05 septiembre, 2006

INTERCAMBIO DE FLUIDOS


“Son dos formas muy diferentes y ambas están bien. Como preferencia personal diría que con amor, pero porque ahora lo tengo. Si fuera sin amor me parecería también estupendo”. Esta es la contestación que da a la pregunta “Tome partido en el eterno debate: el sexo, ¿mejor con o sin amor?”, la actriz protagonista de la película «Locos por el sexo» en una entrevista aparecida hace unos días en un periódico de tirada nacional.

Esa frase es fiel reflejo del sentir de una parte importante de la sociedad, a la cual le importa mucho más el placer y el culto al ego, que el sacrificio que puede suponer la entrega generosa a una sola persona con la que se quiere formar una familia.

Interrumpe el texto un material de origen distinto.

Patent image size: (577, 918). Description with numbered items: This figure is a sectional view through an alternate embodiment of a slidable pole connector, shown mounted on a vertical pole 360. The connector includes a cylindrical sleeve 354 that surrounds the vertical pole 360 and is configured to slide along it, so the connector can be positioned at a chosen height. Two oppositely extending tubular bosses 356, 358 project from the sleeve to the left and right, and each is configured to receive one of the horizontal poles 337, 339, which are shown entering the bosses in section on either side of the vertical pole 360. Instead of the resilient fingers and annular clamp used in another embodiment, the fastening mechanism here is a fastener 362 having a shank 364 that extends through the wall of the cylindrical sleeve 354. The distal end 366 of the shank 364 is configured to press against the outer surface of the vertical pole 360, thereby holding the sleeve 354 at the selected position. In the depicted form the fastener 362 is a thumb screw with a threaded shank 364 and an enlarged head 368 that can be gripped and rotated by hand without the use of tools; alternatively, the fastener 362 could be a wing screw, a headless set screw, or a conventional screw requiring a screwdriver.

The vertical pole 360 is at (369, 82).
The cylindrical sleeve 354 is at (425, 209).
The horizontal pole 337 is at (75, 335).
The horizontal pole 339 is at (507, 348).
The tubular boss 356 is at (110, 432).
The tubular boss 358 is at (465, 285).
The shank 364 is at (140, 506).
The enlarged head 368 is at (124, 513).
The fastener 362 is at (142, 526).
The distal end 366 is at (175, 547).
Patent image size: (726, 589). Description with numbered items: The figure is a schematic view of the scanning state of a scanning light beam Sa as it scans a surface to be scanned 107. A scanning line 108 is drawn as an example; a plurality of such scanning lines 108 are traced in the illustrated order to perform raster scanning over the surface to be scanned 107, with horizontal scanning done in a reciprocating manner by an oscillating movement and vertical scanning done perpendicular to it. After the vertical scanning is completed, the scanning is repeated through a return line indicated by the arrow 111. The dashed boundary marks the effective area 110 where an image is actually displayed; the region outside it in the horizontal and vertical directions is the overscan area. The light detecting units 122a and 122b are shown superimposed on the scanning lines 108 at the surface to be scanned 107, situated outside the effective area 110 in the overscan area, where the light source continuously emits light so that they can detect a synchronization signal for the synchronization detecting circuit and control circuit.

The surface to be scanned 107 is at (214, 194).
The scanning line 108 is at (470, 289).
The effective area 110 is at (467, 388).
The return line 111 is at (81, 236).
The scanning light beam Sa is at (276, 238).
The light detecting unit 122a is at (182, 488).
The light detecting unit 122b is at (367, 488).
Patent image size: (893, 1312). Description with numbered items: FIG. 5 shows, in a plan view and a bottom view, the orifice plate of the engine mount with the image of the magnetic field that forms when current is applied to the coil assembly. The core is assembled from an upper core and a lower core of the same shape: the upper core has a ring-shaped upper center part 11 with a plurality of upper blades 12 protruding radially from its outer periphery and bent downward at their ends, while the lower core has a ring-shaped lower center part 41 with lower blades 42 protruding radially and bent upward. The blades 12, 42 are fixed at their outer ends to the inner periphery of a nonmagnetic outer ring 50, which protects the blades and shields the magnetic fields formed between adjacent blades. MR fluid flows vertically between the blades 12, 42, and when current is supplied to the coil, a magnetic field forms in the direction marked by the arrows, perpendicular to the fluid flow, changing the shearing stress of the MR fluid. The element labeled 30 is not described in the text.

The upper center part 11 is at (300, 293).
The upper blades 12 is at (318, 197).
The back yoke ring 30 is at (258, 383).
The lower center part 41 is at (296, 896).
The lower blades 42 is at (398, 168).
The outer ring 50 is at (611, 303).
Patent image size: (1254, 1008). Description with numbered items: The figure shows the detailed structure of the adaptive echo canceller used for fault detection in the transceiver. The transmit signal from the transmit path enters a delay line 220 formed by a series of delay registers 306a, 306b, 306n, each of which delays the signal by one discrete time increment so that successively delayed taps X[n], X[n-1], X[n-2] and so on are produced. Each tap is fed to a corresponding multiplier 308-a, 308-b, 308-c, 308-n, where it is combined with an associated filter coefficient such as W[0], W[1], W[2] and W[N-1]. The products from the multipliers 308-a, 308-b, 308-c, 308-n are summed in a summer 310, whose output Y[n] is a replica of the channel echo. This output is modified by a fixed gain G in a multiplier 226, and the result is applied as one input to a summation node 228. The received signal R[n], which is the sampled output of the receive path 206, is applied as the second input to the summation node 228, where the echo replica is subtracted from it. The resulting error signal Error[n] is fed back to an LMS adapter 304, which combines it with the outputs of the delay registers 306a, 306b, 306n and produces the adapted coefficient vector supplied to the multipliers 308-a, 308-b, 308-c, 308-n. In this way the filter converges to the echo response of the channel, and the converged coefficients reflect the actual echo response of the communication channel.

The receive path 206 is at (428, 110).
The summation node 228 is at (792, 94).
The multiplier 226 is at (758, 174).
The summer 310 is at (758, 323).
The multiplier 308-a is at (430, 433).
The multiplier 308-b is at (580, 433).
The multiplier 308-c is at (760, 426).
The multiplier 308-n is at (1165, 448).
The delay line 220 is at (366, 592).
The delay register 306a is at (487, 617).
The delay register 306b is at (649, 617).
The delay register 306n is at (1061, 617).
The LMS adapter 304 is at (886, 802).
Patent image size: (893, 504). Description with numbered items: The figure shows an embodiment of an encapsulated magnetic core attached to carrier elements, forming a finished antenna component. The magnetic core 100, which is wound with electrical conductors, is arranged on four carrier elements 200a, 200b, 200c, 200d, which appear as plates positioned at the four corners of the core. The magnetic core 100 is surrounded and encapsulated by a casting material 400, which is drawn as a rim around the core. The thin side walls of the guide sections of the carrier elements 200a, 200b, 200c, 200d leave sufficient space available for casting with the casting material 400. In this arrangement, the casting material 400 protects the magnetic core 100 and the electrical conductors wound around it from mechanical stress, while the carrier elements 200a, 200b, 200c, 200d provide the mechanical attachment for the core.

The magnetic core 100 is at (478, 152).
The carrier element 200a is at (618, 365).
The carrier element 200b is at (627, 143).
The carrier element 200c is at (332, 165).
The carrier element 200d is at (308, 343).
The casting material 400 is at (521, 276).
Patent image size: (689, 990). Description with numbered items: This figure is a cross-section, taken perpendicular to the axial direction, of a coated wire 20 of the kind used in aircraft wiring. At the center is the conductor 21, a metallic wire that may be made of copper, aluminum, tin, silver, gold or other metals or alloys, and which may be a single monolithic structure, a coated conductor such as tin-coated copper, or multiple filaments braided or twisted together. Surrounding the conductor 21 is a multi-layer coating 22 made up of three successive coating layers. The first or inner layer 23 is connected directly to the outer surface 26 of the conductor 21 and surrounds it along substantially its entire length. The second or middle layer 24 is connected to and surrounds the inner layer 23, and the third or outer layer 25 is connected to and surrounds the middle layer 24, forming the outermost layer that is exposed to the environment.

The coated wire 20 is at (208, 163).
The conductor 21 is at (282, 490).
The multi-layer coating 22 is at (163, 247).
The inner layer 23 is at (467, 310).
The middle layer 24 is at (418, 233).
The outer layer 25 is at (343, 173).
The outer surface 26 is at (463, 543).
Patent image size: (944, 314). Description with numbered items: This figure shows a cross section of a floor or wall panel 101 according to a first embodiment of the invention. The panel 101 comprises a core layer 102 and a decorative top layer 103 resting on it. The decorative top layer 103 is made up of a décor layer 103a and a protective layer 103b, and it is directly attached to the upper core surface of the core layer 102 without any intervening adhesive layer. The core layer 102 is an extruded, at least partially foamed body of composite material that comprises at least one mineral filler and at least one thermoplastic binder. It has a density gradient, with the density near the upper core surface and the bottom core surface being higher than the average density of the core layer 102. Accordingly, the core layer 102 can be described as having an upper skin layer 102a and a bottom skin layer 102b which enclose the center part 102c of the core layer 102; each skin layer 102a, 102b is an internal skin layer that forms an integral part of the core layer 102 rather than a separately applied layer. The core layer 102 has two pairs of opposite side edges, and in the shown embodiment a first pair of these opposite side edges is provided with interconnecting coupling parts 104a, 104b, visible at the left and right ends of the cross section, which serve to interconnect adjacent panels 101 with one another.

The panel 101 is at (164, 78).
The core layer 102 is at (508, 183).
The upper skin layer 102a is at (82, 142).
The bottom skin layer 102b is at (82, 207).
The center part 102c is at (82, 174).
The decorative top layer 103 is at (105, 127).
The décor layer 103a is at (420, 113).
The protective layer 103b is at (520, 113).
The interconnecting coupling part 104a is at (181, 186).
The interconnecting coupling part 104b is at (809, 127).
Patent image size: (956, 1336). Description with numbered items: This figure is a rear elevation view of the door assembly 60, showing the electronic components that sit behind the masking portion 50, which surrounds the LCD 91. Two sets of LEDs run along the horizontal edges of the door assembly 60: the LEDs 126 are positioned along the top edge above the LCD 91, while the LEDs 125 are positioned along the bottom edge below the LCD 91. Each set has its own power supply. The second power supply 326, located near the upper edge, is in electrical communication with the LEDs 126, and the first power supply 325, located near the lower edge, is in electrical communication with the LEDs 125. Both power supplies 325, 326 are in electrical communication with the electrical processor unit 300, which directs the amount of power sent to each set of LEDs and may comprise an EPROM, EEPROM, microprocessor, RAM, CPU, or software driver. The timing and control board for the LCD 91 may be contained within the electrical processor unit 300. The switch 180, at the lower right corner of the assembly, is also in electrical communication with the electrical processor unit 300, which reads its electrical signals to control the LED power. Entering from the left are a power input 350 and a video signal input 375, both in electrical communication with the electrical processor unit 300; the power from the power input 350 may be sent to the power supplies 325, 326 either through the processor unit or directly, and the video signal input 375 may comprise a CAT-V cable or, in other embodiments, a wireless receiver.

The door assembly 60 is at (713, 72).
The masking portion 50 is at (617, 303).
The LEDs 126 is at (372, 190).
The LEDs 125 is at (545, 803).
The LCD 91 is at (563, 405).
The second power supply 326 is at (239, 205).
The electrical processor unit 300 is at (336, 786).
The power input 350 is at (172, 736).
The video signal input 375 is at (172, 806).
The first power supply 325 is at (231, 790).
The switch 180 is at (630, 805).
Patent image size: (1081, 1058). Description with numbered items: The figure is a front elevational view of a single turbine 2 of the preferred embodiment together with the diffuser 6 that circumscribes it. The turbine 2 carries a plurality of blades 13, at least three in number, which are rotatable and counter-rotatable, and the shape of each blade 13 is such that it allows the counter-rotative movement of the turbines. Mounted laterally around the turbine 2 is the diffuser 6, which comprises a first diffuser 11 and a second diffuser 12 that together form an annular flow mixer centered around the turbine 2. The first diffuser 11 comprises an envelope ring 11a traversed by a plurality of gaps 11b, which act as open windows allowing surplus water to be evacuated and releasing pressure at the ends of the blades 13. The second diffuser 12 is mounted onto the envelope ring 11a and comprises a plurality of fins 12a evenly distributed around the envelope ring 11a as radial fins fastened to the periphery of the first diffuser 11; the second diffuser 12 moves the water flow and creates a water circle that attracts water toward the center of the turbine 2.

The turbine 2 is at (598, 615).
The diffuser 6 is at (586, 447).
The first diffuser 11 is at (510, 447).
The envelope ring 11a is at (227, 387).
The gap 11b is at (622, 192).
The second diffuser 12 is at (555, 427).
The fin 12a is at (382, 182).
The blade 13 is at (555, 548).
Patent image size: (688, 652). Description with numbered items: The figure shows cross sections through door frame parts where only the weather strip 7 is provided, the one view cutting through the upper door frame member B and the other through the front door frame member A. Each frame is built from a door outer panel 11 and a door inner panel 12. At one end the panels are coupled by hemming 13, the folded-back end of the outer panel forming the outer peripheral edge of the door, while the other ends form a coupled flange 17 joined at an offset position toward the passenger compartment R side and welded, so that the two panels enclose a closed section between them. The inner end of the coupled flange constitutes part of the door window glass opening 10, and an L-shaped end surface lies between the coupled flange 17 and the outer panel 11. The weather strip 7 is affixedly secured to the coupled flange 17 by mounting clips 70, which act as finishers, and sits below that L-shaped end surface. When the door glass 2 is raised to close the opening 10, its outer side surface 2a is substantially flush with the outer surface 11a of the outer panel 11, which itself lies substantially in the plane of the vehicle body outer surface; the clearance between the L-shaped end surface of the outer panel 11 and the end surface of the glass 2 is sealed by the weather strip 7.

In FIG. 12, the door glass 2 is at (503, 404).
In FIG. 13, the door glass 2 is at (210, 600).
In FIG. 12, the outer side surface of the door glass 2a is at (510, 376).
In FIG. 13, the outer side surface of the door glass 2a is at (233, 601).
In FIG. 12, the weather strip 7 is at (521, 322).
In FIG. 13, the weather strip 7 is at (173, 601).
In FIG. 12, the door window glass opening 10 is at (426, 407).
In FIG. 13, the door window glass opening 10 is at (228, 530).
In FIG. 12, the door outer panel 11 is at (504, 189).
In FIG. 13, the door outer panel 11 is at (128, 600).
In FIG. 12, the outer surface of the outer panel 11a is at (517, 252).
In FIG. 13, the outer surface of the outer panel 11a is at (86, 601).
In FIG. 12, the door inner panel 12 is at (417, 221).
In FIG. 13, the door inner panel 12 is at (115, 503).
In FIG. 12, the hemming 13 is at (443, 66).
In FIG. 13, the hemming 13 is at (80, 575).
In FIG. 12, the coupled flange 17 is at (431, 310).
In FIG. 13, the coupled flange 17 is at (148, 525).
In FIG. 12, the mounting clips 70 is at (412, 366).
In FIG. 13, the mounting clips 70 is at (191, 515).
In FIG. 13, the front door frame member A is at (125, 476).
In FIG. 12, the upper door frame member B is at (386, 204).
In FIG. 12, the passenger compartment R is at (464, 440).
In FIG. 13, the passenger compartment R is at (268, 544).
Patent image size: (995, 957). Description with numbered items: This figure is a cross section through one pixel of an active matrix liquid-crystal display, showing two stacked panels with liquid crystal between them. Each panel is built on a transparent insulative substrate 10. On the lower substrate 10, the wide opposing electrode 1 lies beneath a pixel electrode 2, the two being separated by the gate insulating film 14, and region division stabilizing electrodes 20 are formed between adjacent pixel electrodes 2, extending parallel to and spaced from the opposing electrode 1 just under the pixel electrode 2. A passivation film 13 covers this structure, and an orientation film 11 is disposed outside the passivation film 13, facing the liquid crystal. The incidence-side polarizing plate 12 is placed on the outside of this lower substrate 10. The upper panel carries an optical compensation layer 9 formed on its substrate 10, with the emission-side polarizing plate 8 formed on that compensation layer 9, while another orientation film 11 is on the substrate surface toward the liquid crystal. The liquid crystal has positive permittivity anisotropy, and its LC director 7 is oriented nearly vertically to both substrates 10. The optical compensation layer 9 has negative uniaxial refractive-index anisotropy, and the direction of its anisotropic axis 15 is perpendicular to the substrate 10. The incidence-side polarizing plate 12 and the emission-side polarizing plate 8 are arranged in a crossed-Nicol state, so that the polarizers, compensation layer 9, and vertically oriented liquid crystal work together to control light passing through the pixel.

Es una muestra más del relativismo que impera en la sociedad en nuestro tiempo y del egoísmo en el que se está acomodando, tanto la forma de pensar, como la forma de actuar de las personas.

Bajo el término de “revolución sexual”, desde hace varias décadas se ha ido cambiando la forma de vivir las relaciones entre un hombre y una mujer. Se ha pasado de un principio de vínculo basado en el amor conyugal, a otro basado en el consentimiento mutuo entre dos personas, en el que la moral queda subordinada a la subjetividad. Es decir, las relaciones sexuales y la procreación se han disociado del matrimonio, y como consecuencia de esto, esa revolución sexual ha llevado a convertir el sexo en un aspecto secundario del matrimonio, pues por desgracia, parece que es mucho más habitual que se produzca fuera de él.

Esto no es nada más y nada menos que una nueva degradación de la familia, ya que desaparece el sentido de una entrega mutua y plena, física, mental, espiritual y para siempre de los esposos. Y se pretende sustituir por una especie de contrato no escrito mediante el cual dos personas permanecerán juntas mientras haya afecto, placer o simplemente exista atractivo físico.

De esta manera se va en contra de lo que todas las sociedades han privilegiado siempre: un tipo de entorno estable para las relaciones sexuales, reconociendo en ellas una profunda dimensión moral y unas consecuencias que trascienden con mucho la intimidad de la alcoba. Y ese entorno no es otro que el matrimonio, ya que al fin y al cabo, el matrimonio ha sido, es y será siempre la unión de un hombre y una mujer, la más adecuada para procrear y educar a los hijos, y moralizar el comportamiento sexual humano. Y todo lo que no sea así no tendrá más sentido que el de un intercambio de fluidos que pondrá la sexualidad del ser humano por detrás de la de cualquier otra especie animal, ya que sólo estará orientada al placer.